The 26-page injunction request, filed on behalf of about 20 area residents, says the CSX plan is incompatible with the character and zoning of their area and should be halted.
The group is represented by Lakeland-based lawyer A. Brent Geohagan. CSX and the city of Winter Haven, which owns the land where the hub would be located, have 20 days to respond to the suit under Florida law.
Geohagan said his clients are not seeking a temporary emergency injunction at this point, but if they see CSX make a significant move - such as closing on the deal to purchase land from the city of Winter Haven - they will.
Jacksonville-based CSX calls the project an “integrated logistics center,” a statewide rail-to-truck distribution center unlike anything in the Southeast.

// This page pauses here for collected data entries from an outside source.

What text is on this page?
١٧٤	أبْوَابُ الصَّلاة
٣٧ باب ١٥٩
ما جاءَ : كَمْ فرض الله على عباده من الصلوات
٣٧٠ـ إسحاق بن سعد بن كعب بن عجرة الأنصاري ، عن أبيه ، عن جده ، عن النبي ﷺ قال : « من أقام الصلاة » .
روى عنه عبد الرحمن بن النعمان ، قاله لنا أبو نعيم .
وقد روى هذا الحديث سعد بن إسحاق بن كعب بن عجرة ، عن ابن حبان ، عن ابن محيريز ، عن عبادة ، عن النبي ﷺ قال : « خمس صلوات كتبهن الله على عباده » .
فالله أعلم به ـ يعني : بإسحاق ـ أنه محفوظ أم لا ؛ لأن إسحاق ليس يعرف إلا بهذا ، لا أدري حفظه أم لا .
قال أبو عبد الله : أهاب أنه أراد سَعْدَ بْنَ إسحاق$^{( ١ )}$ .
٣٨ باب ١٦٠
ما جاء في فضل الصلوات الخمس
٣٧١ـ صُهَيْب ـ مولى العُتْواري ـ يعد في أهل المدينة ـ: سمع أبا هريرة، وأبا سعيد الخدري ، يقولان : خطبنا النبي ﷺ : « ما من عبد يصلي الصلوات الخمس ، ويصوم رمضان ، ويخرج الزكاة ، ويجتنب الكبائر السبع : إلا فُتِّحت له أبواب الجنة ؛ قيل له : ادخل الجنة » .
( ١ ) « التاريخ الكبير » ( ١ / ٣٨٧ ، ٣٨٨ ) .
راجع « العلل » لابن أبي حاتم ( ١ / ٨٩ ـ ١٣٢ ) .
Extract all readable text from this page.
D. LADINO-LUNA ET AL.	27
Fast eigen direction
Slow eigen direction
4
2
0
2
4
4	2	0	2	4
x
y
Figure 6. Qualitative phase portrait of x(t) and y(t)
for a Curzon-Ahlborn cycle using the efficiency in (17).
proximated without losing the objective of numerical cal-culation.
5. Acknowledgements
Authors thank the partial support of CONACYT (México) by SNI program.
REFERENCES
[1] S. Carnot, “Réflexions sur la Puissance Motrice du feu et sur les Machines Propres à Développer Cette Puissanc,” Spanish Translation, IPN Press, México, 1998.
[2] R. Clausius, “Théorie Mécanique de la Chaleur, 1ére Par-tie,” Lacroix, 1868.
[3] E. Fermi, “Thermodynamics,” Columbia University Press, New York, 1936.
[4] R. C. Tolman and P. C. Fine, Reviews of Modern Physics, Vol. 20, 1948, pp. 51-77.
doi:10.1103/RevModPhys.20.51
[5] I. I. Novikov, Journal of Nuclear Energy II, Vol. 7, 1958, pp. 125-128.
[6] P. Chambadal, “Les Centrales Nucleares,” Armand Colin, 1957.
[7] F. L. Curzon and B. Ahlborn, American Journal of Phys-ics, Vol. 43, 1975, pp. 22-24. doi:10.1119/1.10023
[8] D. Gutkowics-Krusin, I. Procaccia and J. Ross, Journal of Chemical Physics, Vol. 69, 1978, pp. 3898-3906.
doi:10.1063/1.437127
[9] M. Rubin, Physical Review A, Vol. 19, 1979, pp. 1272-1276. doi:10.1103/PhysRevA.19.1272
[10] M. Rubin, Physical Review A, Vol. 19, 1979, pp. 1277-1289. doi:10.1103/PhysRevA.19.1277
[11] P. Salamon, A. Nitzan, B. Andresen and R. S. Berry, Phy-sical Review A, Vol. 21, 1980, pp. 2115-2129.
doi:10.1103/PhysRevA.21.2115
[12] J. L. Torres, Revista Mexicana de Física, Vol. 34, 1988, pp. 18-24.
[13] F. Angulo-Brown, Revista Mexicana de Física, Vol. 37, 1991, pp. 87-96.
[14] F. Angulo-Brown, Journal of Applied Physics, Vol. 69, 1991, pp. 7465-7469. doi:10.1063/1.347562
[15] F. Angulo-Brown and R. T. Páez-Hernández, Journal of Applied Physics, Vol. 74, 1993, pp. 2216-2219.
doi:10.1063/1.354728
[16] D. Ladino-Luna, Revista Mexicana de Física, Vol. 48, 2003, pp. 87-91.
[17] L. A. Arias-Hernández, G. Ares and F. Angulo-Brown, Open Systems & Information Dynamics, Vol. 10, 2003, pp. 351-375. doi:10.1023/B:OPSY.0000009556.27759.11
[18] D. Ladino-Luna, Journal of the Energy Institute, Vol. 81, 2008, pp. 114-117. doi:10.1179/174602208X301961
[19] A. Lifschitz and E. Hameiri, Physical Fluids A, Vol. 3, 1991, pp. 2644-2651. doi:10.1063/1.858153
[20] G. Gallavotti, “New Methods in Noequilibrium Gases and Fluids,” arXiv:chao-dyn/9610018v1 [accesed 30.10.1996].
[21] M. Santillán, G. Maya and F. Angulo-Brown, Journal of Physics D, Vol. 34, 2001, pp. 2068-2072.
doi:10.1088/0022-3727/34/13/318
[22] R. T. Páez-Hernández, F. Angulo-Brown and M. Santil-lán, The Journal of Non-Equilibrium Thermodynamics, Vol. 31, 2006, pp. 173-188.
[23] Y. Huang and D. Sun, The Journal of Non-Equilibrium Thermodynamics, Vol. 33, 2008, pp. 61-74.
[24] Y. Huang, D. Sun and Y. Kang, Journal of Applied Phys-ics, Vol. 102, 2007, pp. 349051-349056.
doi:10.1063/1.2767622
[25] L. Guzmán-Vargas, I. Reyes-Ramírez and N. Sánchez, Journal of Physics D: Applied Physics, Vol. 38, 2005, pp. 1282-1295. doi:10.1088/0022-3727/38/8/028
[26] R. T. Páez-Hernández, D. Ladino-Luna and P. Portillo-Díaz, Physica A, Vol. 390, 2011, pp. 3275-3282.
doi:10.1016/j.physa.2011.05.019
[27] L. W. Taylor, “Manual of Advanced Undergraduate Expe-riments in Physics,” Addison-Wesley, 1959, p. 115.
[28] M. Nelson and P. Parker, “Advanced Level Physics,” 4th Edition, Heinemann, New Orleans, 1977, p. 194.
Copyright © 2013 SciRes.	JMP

It would handle vehicles and shipping containers routed primarily from the nation’s West Coast ports.
At the Winter Haven hub, the containers would be transferred from trains to hundreds of waiting trucks. CSX has projected that the hub will produce up to 1,150 trips a day on State Road 60. That’s before the inclusion of the surrounding distribution center, which covers a much larger area than the train hub.
CSX and other project backers in Winter Haven say it may employ up to 2,000 people.
The hub is the backbone of a half-billion-dollar deal put together last year by then-Gov. Jeb Bush’s administration that would reorganize freight rail traffic throughout the state and bring commuter rail to the Orlando area.